According to IMF projections, Bangladesh is expected to surpass neighbouring economies like India, Nepal, and Pakistan in reaching a double-digit revenue-to-GDP ratio in the fiscal year 2026–2027.
According to the multilateral lender’s most recent Fiscal Monitor report, which was published on 17th April, the country’s revenue-to-GDP ratio will be 9.3 per cent in FY ’25, 9.9 per cent in FY ’26, and 10 per cent in FY ’27.
The current fiscal year is likely to see an increase in Government revenue, which is predicted to come in at 8.8 per cent of GDP, up from an estimated 8.3 per cent last year. 9.4 per cent in FY ’21 and 8.9 per cent in FY ’22 was the ratio.

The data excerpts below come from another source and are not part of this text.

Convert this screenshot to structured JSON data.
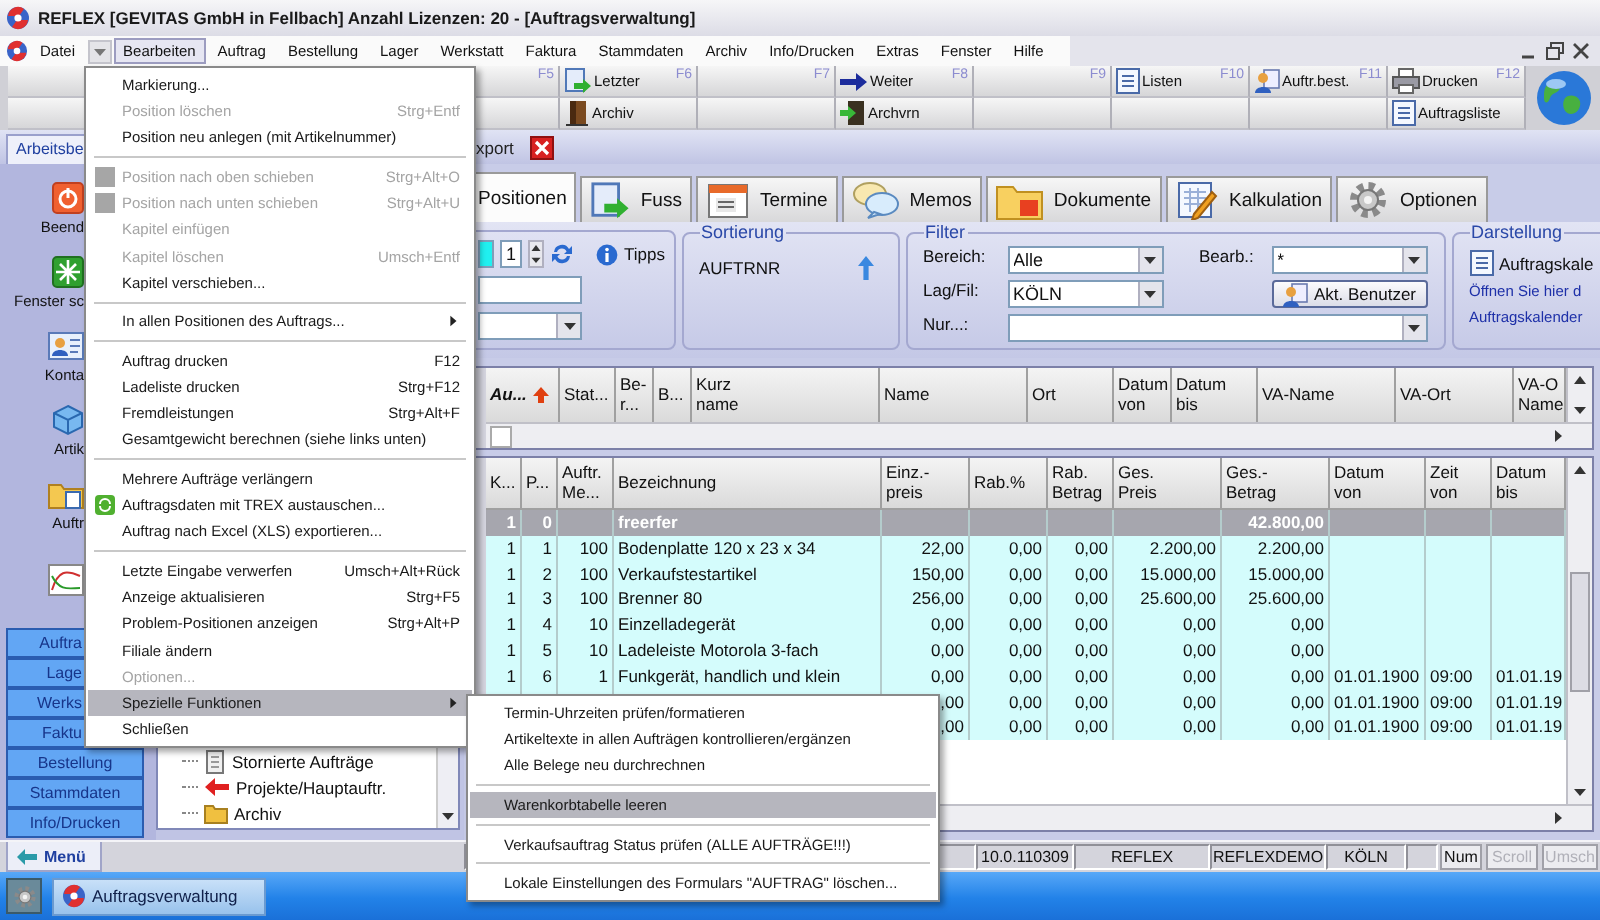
{
  "window": {
    "title": "REFLEX [GEVITAS GmbH in Fellbach] Anzahl Lizenzen: 20 - [Auftragsverwaltung]"
  },
  "menu_bar": {
    "items": [
      {
        "label": "Datei",
        "selected": false
      },
      {
        "label": "Bearbeiten",
        "selected": true
      },
      {
        "label": "Auftrag",
        "selected": false
      },
      {
        "label": "Bestellung",
        "selected": false
      },
      {
        "label": "Lager",
        "selected": false
      },
      {
        "label": "Werkstatt",
        "selected": false
      },
      {
        "label": "Faktura",
        "selected": false
      },
      {
        "label": "Stammdaten",
        "selected": false
      },
      {
        "label": "Archiv",
        "selected": false
      },
      {
        "label": "Info/Drucken",
        "selected": false
      },
      {
        "label": "Extras",
        "selected": false
      },
      {
        "label": "Fenster",
        "selected": false
      },
      {
        "label": "Hilfe",
        "selected": false
      }
    ]
  },
  "toolbar": [
    {
      "key": "F5"
    },
    {
      "key": "F6",
      "top": "Letzter",
      "bottom": "Archiv"
    },
    {
      "key": "F7"
    },
    {
      "key": "F8",
      "top": "Weiter",
      "bottom": "Archvrn"
    },
    {
      "key": "F9"
    },
    {
      "key": "F10",
      "top": "Listen"
    },
    {
      "key": "F11",
      "top": "Auftr.best."
    },
    {
      "key": "F12",
      "top": "Drucken",
      "bottom": "Auftragsliste"
    }
  ],
  "form_bar": {
    "sidebar_tab": "Arbeitsbe",
    "items": [
      "xport"
    ]
  },
  "sidebar": {
    "tools": [
      "Beend",
      "Fenster sc",
      "Konta",
      "Artik",
      "Auftr"
    ],
    "modules": [
      "Auftra",
      "Lage",
      "Werks",
      "Faktu",
      "Bestellung",
      "Stammdaten",
      "Info/Drucken"
    ]
  },
  "tree": {
    "items": [
      "Stornierte Aufträge",
      "Projekte/Hauptauftr.",
      "Archiv"
    ]
  },
  "tabs": [
    {
      "label": "Positionen",
      "selected": true
    },
    {
      "label": "Fuss",
      "selected": false
    },
    {
      "label": "Termine",
      "selected": false
    },
    {
      "label": "Memos",
      "selected": false
    },
    {
      "label": "Dokumente",
      "selected": false
    },
    {
      "label": "Kalkulation",
      "selected": false
    },
    {
      "label": "Optionen",
      "selected": false
    }
  ],
  "quick_panel": {
    "counter": "1",
    "tips": "Tipps"
  },
  "sorting": {
    "title": "Sortierung",
    "field": "AUFTRNR"
  },
  "filter": {
    "title": "Filter",
    "fields": [
      {
        "label": "Bereich:",
        "value": "Alle"
      },
      {
        "label": "Lag/Fil:",
        "value": "KÖLN"
      },
      {
        "label": "Nur...:"
      }
    ],
    "editor": {
      "label": "Bearb.:",
      "value": "*"
    },
    "button": "Akt. Benutzer"
  },
  "display": {
    "title": "Darstellung",
    "link": "Auftragskale",
    "lines": [
      "Öffnen Sie hier d",
      "Auftragskalender"
    ]
  },
  "order_grid": {
    "columns": [
      "Au...",
      "Stat...",
      "Be-\nr...",
      "B...",
      "Kurz\nname",
      "Name",
      "Ort",
      "Datum\nvon",
      "Datum\nbis",
      "VA-Name",
      "VA-Ort",
      "VA-O\nName"
    ]
  },
  "positions_grid": {
    "columns": [
      "K...",
      "P...",
      "Auftr.\nMe...",
      "Bezeichnung",
      "Einz.-\npreis",
      "Rab.%",
      "Rab.\nBetrag",
      "Ges.\nPreis",
      "Ges.-\nBetrag",
      "Datum\nvon",
      "Zeit\nvon",
      "Datum\nbis"
    ],
    "rows": [
      {
        "kind": "group",
        "cells": [
          "1",
          "0",
          null,
          "freerfer",
          null,
          null,
          null,
          null,
          "42.800,00",
          null,
          null,
          null
        ]
      },
      {
        "kind": "position",
        "cells": [
          "1",
          "1",
          "100",
          "Bodenplatte 120 x 23 x 34",
          "22,00",
          "0,00",
          "0,00",
          "2.200,00",
          "2.200,00",
          null,
          null,
          null
        ]
      },
      {
        "kind": "position",
        "cells": [
          "1",
          "2",
          "100",
          "Verkaufstestartikel",
          "150,00",
          "0,00",
          "0,00",
          "15.000,00",
          "15.000,00",
          null,
          null,
          null
        ]
      },
      {
        "kind": "position",
        "cells": [
          "1",
          "3",
          "100",
          "Brenner 80",
          "256,00",
          "0,00",
          "0,00",
          "25.600,00",
          "25.600,00",
          null,
          null,
          null
        ]
      },
      {
        "kind": "position",
        "cells": [
          "1",
          "4",
          "10",
          "Einzelladegerät",
          "0,00",
          "0,00",
          "0,00",
          "0,00",
          "0,00",
          null,
          null,
          null
        ]
      },
      {
        "kind": "position",
        "cells": [
          "1",
          "5",
          "10",
          "Ladeleiste Motorola 3-fach",
          "0,00",
          "0,00",
          "0,00",
          "0,00",
          "0,00",
          null,
          null,
          null
        ]
      },
      {
        "kind": "position",
        "cells": [
          "1",
          "6",
          "1",
          "Funkgerät, handlich und klein",
          "0,00",
          "0,00",
          "0,00",
          "0,00",
          "0,00",
          "01.01.1900",
          "09:00",
          "01.01.19"
        ]
      },
      {
        "kind": "position",
        "cells": [
          null,
          null,
          null,
          null,
          ",00",
          "0,00",
          "0,00",
          "0,00",
          "0,00",
          "01.01.1900",
          "09:00",
          "01.01.19"
        ]
      },
      {
        "kind": "position",
        "cells": [
          null,
          null,
          null,
          null,
          ",00",
          "0,00",
          "0,00",
          "0,00",
          "0,00",
          "01.01.1900",
          "09:00",
          "01.01.19"
        ]
      }
    ]
  },
  "status_bar": {
    "menu_tab": "Menü",
    "cells": [
      {
        "kind": "field",
        "text": "10.0.110309"
      },
      {
        "kind": "field",
        "text": "REFLEX"
      },
      {
        "kind": "field",
        "text": "REFLEXDEMO"
      },
      {
        "kind": "field",
        "text": "KÖLN"
      },
      {
        "kind": "key",
        "text": "Num",
        "disabled": false
      },
      {
        "kind": "key",
        "text": "Scroll",
        "disabled": true
      },
      {
        "kind": "key",
        "text": "Umsch",
        "disabled": true
      }
    ]
  },
  "taskbar": {
    "buttons": [
      "Auftragsverwaltung"
    ]
  },
  "edit_menu": {
    "items": [
      {
        "kind": "item",
        "label": "Markierung...",
        "disabled": false,
        "selected": false,
        "submenu": false
      },
      {
        "kind": "item",
        "label": "Position löschen",
        "shortcut": "Strg+Entf",
        "disabled": true,
        "selected": false,
        "submenu": false
      },
      {
        "kind": "item",
        "label": "Position neu anlegen (mit Artikelnummer)",
        "disabled": false,
        "selected": false,
        "submenu": false
      },
      {
        "kind": "separator"
      },
      {
        "kind": "item",
        "label": "Position nach oben schieben",
        "shortcut": "Strg+Alt+O",
        "disabled": true,
        "selected": false,
        "submenu": false
      },
      {
        "kind": "item",
        "label": "Position nach unten schieben",
        "shortcut": "Strg+Alt+U",
        "disabled": true,
        "selected": false,
        "submenu": false
      },
      {
        "kind": "item",
        "label": "Kapitel einfügen",
        "disabled": true,
        "selected": false,
        "submenu": false
      },
      {
        "kind": "item",
        "label": "Kapitel löschen",
        "shortcut": "Umsch+Entf",
        "disabled": true,
        "selected": false,
        "submenu": false
      },
      {
        "kind": "item",
        "label": "Kapitel verschieben...",
        "disabled": false,
        "selected": false,
        "submenu": false
      },
      {
        "kind": "separator"
      },
      {
        "kind": "item",
        "label": "In allen Positionen des Auftrags...",
        "disabled": false,
        "selected": false,
        "submenu": true
      },
      {
        "kind": "separator"
      },
      {
        "kind": "item",
        "label": "Auftrag drucken",
        "shortcut": "F12",
        "disabled": false,
        "selected": false,
        "submenu": false
      },
      {
        "kind": "item",
        "label": "Ladeliste drucken",
        "shortcut": "Strg+F12",
        "disabled": false,
        "selected": false,
        "submenu": false
      },
      {
        "kind": "item",
        "label": "Fremdleistungen",
        "shortcut": "Strg+Alt+F",
        "disabled": false,
        "selected": false,
        "submenu": false
      },
      {
        "kind": "item",
        "label": "Gesamtgewicht berechnen (siehe links unten)",
        "disabled": false,
        "selected": false,
        "submenu": false
      },
      {
        "kind": "separator"
      },
      {
        "kind": "item",
        "label": "Mehrere Aufträge verlängern",
        "disabled": false,
        "selected": false,
        "submenu": false
      },
      {
        "kind": "item",
        "label": "Auftragsdaten mit TREX austauschen...",
        "disabled": false,
        "selected": false,
        "submenu": false
      },
      {
        "kind": "item",
        "label": "Auftrag nach Excel (XLS) exportieren...",
        "disabled": false,
        "selected": false,
        "submenu": false
      },
      {
        "kind": "separator"
      },
      {
        "kind": "item",
        "label": "Letzte Eingabe verwerfen",
        "shortcut": "Umsch+Alt+Rück",
        "disabled": false,
        "selected": false,
        "submenu": false
      },
      {
        "kind": "item",
        "label": "Anzeige aktualisieren",
        "shortcut": "Strg+F5",
        "disabled": false,
        "selected": false,
        "submenu": false
      },
      {
        "kind": "item",
        "label": "Problem-Positionen anzeigen",
        "shortcut": "Strg+Alt+P",
        "disabled": false,
        "selected": false,
        "submenu": false
      },
      {
        "kind": "item",
        "label": "Filiale ändern",
        "disabled": false,
        "selected": false,
        "submenu": false
      },
      {
        "kind": "item",
        "label": "Optionen...",
        "disabled": true,
        "selected": false,
        "submenu": false
      },
      {
        "kind": "item",
        "label": "Spezielle Funktionen",
        "disabled": false,
        "selected": true,
        "submenu": true
      },
      {
        "kind": "item",
        "label": "Schließen",
        "disabled": false,
        "selected": false,
        "submenu": false
      }
    ]
  },
  "special_menu": {
    "items": [
      {
        "kind": "item",
        "label": "Termin-Uhrzeiten prüfen/formatieren",
        "disabled": false,
        "selected": false,
        "submenu": false
      },
      {
        "kind": "item",
        "label": "Artikeltexte in allen Aufträgen kontrollieren/ergänzen",
        "disabled": false,
        "selected": false,
        "submenu": false
      },
      {
        "kind": "item",
        "label": "Alle Belege neu durchrechnen",
        "disabled": false,
        "selected": false,
        "submenu": false
      },
      {
        "kind": "separator"
      },
      {
        "kind": "item",
        "label": "Warenkorbtabelle leeren",
        "disabled": false,
        "selected": true,
        "submenu": false
      },
      {
        "kind": "separator"
      },
      {
        "kind": "item",
        "label": "Verkaufsauftrag Status prüfen (ALLE AUFTRÄGE!!!)",
        "disabled": false,
        "selected": false,
        "submenu": false
      },
      {
        "kind": "separator"
      },
      {
        "kind": "item",
        "label": "Lokale Einstellungen des Formulars \"AUFTRAG\" löschen...",
        "disabled": false,
        "selected": false,
        "submenu": false
      }
    ]
  }
}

Meanwhile, among South Asian economies, Bangladesh’s revenue-GDP ratio was considerably lower than that of India and Nepal in FY ’23. Both countries achieved an estimated double-digit revenue-to-GDP ratio, with 20.2 per cent and 19.3 per cent of GDP, respectively.
Pakistan’s government revenue, meanwhile, accounted for 11.4 per cent of GDP.
The report mentioned, “Tax revenues should keep up with spending over time. Emerging markets and developing economies have a significant scope to increase tax revenues by upgrading tax systems, expanding tax bases, and enhancing institutional capacity.”
“This could also help pay for strategic public investments needed to facilitate the diffusion of green and digital technologies.”
“A risk-based, credible fiscal framework could help guide the process to rebuild fiscal space and reduce debt vulnerabilities,” reads the report.